“Neural Networks, Manifolds, and Topology”, Chris Olah2014-04-06 (, , , ; backlinks; similar)⁠:

[Discussion of geometric interpretations of neural networks: each layer in a NN continuously ‘squashes’ or ‘squeezes’ points (data), gradually associating like with like, and creating new abstractions/representations. By stacking many of these, a NN can approximate extremely complex nonlinear functions which solve the problem. Olah provides animations to visualize how the datapoints in standard toy problems like the ‘Swiss roll’ example are stretched and warped until they can be solved easily by a simple linear function. This helps us understand what a NN does, and can provide some simple limiting results on what a NN of a given size/depth can or cannot do.]

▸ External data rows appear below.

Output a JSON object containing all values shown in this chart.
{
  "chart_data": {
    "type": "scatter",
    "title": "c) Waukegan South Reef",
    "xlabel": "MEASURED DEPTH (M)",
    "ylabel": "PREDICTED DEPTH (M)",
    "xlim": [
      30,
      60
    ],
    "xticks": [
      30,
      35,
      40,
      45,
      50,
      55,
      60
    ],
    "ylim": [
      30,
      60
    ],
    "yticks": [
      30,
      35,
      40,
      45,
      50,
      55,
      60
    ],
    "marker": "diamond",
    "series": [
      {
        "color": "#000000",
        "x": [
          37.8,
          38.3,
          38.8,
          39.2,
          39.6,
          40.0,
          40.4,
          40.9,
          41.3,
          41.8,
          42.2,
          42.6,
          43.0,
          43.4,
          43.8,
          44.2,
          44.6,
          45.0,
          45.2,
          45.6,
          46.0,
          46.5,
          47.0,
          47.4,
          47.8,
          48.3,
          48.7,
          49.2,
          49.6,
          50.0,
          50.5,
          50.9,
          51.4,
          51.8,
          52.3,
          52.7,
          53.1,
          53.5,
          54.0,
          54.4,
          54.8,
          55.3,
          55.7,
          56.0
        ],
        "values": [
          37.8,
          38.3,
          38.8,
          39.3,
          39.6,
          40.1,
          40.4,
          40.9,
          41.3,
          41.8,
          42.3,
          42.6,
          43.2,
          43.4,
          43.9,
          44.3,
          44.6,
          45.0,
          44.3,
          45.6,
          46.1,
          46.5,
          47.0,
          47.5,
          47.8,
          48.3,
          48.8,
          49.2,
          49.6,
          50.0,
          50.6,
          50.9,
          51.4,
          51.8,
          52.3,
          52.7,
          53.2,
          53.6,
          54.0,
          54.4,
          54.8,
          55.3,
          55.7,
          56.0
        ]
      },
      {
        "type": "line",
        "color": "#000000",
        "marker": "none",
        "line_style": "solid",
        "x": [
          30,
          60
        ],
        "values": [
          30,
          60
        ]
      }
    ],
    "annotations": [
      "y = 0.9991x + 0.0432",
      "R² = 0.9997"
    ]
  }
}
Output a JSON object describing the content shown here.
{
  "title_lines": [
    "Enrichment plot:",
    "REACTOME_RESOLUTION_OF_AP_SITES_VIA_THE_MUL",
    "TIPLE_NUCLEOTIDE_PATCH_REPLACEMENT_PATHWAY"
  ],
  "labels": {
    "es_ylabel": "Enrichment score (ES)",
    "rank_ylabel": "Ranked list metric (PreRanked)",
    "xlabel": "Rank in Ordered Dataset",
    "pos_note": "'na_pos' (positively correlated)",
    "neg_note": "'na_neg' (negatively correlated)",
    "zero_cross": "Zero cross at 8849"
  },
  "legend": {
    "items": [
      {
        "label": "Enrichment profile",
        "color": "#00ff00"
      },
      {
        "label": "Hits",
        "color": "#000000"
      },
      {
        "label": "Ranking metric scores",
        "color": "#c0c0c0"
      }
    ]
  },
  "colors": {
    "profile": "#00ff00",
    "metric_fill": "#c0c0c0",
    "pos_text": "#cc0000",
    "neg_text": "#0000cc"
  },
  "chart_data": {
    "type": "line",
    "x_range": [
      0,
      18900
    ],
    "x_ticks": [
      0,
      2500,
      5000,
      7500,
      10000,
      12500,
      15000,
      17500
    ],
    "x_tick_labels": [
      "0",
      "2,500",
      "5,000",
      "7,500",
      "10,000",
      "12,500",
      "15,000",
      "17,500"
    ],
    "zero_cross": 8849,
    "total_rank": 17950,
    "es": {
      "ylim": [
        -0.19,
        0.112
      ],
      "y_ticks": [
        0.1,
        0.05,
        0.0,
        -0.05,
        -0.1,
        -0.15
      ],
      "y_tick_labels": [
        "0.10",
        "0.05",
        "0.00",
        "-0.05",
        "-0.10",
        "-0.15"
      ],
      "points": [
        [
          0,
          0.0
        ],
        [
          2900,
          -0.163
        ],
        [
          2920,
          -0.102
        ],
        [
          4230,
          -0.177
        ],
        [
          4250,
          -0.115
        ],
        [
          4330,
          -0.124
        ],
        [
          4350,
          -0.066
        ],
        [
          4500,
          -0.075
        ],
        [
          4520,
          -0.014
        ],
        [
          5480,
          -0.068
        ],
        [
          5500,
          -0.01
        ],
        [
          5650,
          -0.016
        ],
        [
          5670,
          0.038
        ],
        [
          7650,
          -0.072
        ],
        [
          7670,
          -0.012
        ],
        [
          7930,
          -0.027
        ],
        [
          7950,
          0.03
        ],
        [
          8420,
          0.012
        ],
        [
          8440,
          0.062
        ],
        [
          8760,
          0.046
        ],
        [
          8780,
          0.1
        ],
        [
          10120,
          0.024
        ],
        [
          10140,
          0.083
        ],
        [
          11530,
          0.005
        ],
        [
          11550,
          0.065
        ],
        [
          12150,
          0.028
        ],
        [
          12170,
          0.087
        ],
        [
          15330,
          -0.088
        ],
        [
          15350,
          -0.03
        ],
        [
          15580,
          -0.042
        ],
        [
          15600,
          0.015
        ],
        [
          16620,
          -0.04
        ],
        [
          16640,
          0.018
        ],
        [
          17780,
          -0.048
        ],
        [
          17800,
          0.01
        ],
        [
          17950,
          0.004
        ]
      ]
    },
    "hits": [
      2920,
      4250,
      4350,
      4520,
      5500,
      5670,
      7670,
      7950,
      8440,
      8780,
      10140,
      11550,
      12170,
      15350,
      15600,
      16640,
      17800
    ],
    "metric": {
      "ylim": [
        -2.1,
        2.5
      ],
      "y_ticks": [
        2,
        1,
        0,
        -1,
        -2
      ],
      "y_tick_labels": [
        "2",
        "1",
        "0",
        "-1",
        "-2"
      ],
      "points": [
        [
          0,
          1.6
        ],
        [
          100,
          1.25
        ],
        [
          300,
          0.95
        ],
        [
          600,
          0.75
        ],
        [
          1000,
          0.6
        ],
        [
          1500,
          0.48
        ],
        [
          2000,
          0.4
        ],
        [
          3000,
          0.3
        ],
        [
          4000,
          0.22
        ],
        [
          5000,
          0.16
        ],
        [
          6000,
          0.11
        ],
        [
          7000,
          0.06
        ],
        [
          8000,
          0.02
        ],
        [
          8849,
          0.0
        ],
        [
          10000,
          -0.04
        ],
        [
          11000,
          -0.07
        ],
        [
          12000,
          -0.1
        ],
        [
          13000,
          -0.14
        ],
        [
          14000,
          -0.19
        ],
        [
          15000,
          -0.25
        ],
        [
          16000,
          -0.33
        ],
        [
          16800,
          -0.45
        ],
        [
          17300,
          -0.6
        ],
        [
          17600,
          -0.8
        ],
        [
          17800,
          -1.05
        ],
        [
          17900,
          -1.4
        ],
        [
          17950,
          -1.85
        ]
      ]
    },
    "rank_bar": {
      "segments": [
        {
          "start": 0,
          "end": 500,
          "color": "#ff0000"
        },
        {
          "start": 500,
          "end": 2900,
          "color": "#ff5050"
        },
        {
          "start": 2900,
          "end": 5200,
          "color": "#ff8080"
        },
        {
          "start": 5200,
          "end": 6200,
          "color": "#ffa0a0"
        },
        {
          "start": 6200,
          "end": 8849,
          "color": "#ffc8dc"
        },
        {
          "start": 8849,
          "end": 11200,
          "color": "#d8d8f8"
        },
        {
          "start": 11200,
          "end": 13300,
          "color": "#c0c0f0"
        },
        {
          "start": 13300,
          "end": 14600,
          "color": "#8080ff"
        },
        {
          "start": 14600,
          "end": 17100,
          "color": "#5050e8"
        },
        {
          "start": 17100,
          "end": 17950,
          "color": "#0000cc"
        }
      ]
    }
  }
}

…it can be quite challenging to understand what a neural network is really doing. If one trains it well, it achieves high quality results, but it is challenging to understand how it is doing so. If the network fails, it is hard to understand what went wrong. While it is challenging to understand the behavior of deep neural networks in general, it turns out to be much easier to explore low-dimensional deep neural networks—networks that only have a few neurons in each layer. In fact, we can create visualizations to completely understand the behavior and training of such networks. This perspective will allow us to gain deeper intuition about the behavior of neural networks and observe a connection linking neural networks to an area of mathematics called topology.

…Topological properties of data, such as links, may make it impossible to linearly separate classes using low-dimensional networks, regardless of depth. Even in cases where it is technically possible, such as spirals, it can be very challenging to do so. To accurately classify data with neural networks, wide layers are sometimes necessary. Further, traditional neural network layers do not seem to be very good at representing important manipulations of manifolds; even if we were to cleverly set weights by hand, it would be challenging to compactly represent the transformations we want. New layers, specifically motivated by the manifold perspective of machine learning, may be useful supplements.

The Manifold Hypothesis: Is this relevant to real world data sets, like image data? If you take the manifold hypothesis really seriously, I think it bears consideration. The manifold hypothesis is that natural data forms lower-dimensional manifolds in its embedding space. There are both theoretical3 and experimental4 reasons to believe this to be true. If you believe this, then the task of a classification algorithm is fundamentally to separate a bunch of tangled manifolds.